Oh DC, here we go again. We all know the rocky road Warner Bros & DC have been on since they tried to start up their extended universe with Man of Steel back in 2013.

So where does the latest entry – Shazam, rank among this broken and battered universe of hit and miss movies? Well it may not be a home run but Shazam is a fun and hilarious movie that has made me smile more than any other DC movie to date.

Let’s start with the character himself, Shazam. Comic book fans will be familiar with the character but for those of you who are not, the short version is that a young homeless lad by the name of Billy Batson gains powers from a powerful Wizard named Shazam… If you think that sounds goofy, well you’re not wrong and one of the best things about this movie is how it plays into the wacky story and has fun with it. The filmmakers themselves even compared this to Christopher Reeve’s Superman meets Tom Hanks’ Big and I would say that’s a fair comparison.

Young Billy Batson is played by Asher Angel who is new to me having not seen him in anything before. He does a fantastic job with the role, bringing humour and weight to an emotional back story before his character even gains his powers, though there’s definitely a debate to be made that his friend / foster home roommate – Freddy Freeman steals the show! Played by Jack Dylan Grazer, Freddy pretty much represents the inner child in all of us and is exactly what we would all be like if our best friend had just gained super powers. After revealing that he is a super fan of other DC heroes such as Batman and Superman, he spends the majority of the film helping Billy out by testing how far his powers can stretch, culminating in some truly hilarious moments that poke fun at super hero clichés that I won’t spoil here as you need to see for yourself.

Not only does Freddy work great alongside young Billy, but arguably even better alongside the fully grown adult version played by Zachary Levi. Levi was born to play this role and I can’t think of a better casting option than what we got here. He plays the innocence of a child in a man’s body so perfectly and had me nearly crying with laughter more than a few times! Not once during the film does his character ever get boring and I’m left not necessarily wanting more of the film but definitely wanting more of Billy Batson (Young and old) with his sidekick Freddy. My only complaint is that sometimes it feels like there’s a disconnect between Billy as a child and Billy as Shazam as the former seems more moody than his hyperactive counterpart.  It’s also worth noting that the supporting cast, more specifically Billy’s foster parents and the other kids that live there with him are absolutely brilliant as well and paint a rarely seen positive picture of a foster home in modern America.

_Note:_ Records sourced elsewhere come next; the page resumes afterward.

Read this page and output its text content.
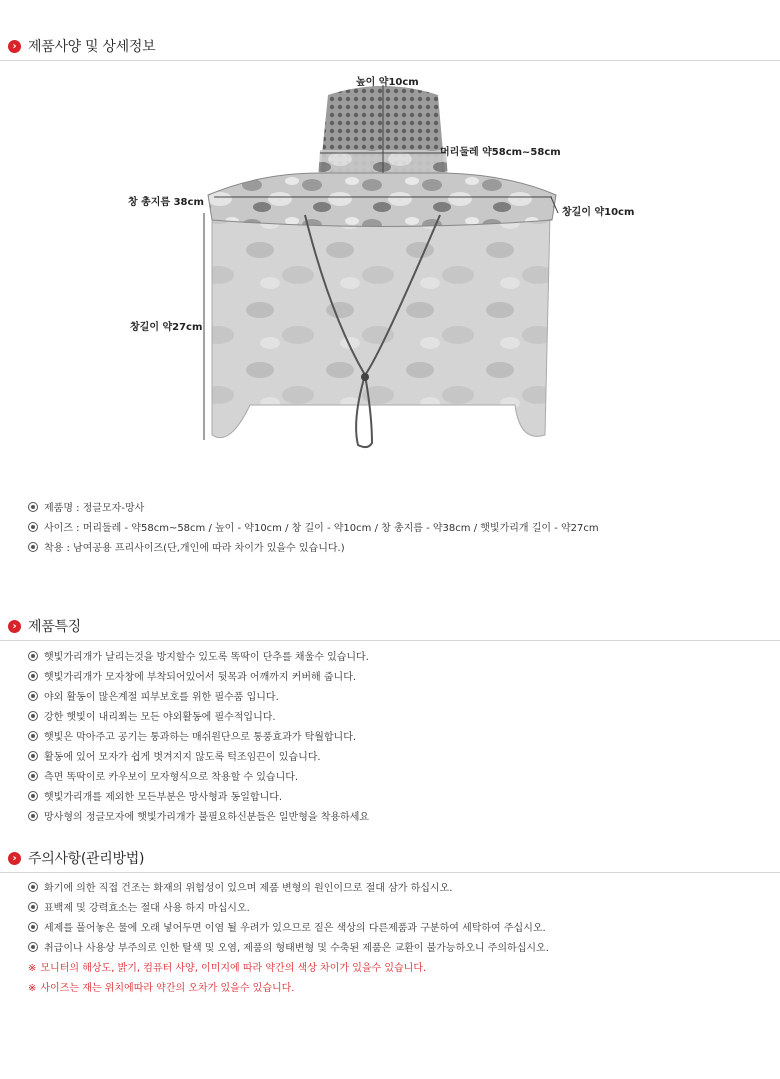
› 제품사양 및 상세정보
높이 약10cm
머리둘레 약58cm~58cm
창 총지름 38cm
창길이 약10cm
창길이 약27cm
제품명 : 정글모자-망사
사이즈 : 머리둘레 - 약58cm~58cm / 높이 - 약10cm / 창 길이 - 약10cm / 창 총지름 - 약38cm / 햇빛가리개 길이 - 약27cm
착용 : 남여공용 프리사이즈(단,개인에 따라 차이가 있을수 있습니다.)
› 제품특징
햇빛가리개가 날리는것을 방지할수 있도록 똑딱이 단추를 채울수 있습니다.
햇빛가리개가 모자창에 부착되어있어서 뒷목과 어깨까지 커버해 줍니다.
야외 활동이 많은계절 피부보호를 위한 필수품 입니다.
강한 햇빛이 내리쬐는 모든 야외활동에 필수적입니다.
햇빛은 막아주고 공기는 통과하는 매쉬원단으로 통풍효과가 탁월합니다.
활동에 있어 모자가 쉽게 벗겨지지 않도록 턱조임끈이 있습니다.
측면 똑딱이로 카우보이 모자형식으로 착용할 수 있습니다.
햇빛가리개를 제외한 모든부분은 망사형과 동일합니다.
망사형의 정글모자에 햇빛가리개가 불필요하신분들은 일반형을 착용하세요
› 주의사항(관리방법)
화기에 의한 직접 건조는 화재의 위험성이 있으며 제품 변형의 원인이므로 절대 삼가 하십시오.
표백제 및 강력효소는 절대 사용 하지 마십시오.
세제를 풀어놓은 물에 오래 넣어두면 이염 될 우려가 있으므로 짙은 색상의 다른제품과 구분하여 세탁하여 주십시오.
취급이나 사용상 부주의로 인한 탈색 및 오염, 제품의 형태변형 및 수축된 제품은 교환이 불가능하오니 주의하십시오.
※ 모니터의 해상도, 밝기, 컴퓨터 사양, 이미지에 따라 약간의 색상 차이가 있을수 있습니다.
※ 사이즈는 재는 위치에따라 약간의 오차가 있을수 있습니다.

Unfortunately the same cannot be said for the film’s villain – Dr Thaddeus Sivana played by Mark Strong. The characters whole motive is based around jealousy that he was rejected by the Wizard Shazam when he was a child so joins up with the seven deadly sins to try get revenge on the chosen one, Billy. I genuinely don’t think I have a good word to say about this character. He was dull, cheesy and was accompanied by some lousy CGI that just made me wince every time he and those god-awful seven deadly sin monsters were on-screen. I found myself losing interest in the movie throughout every one of his scenes and I only began to care once he interacted with Shazam. Mark Strong is not to blame here, he underplays the character which might have been a smart move given that what he had to work with was utter garbage.

The other problem I had with this film was how easily it fell into those superhero origin tropes. Given that a lot of the movie does well at pointing the finger and laughing at itself and these tropes, it was disappointing to see it fall into some of these traps itself. The best part of the story is when Billy gets his powers and is learning how to use them and even when he is called to action for the first time, it still feels fresh and funny. But as the film enters its third act, things begin to unravel. The stereotypical big boss fight that has ruined many a DC movie for me (And some Marvel ones to be fair) is back in full force here and it’s an absolute mess. There is one great scene that I won’t spoil which is absolutely hilarious but other than that, the third act completely outstays it’s welcome and soured a lot of the good that had come before in the first two acts.

I left the cinema feeling that Shazam is a great character in a below average movie. If you were to ask me if I wanted more of this movie, I’d be unsure. But if you asked me if I wanted more of Shazam himself and sidekick Freddy, I would bite your hand off in a second! So in that regard I would count this as a success if the main intention was to introduce Shazam to the DCEU and mainstream audiences, but as a stand alone movie, it doesn’t do enough to be counted as one of the greats when it comes to origin stories.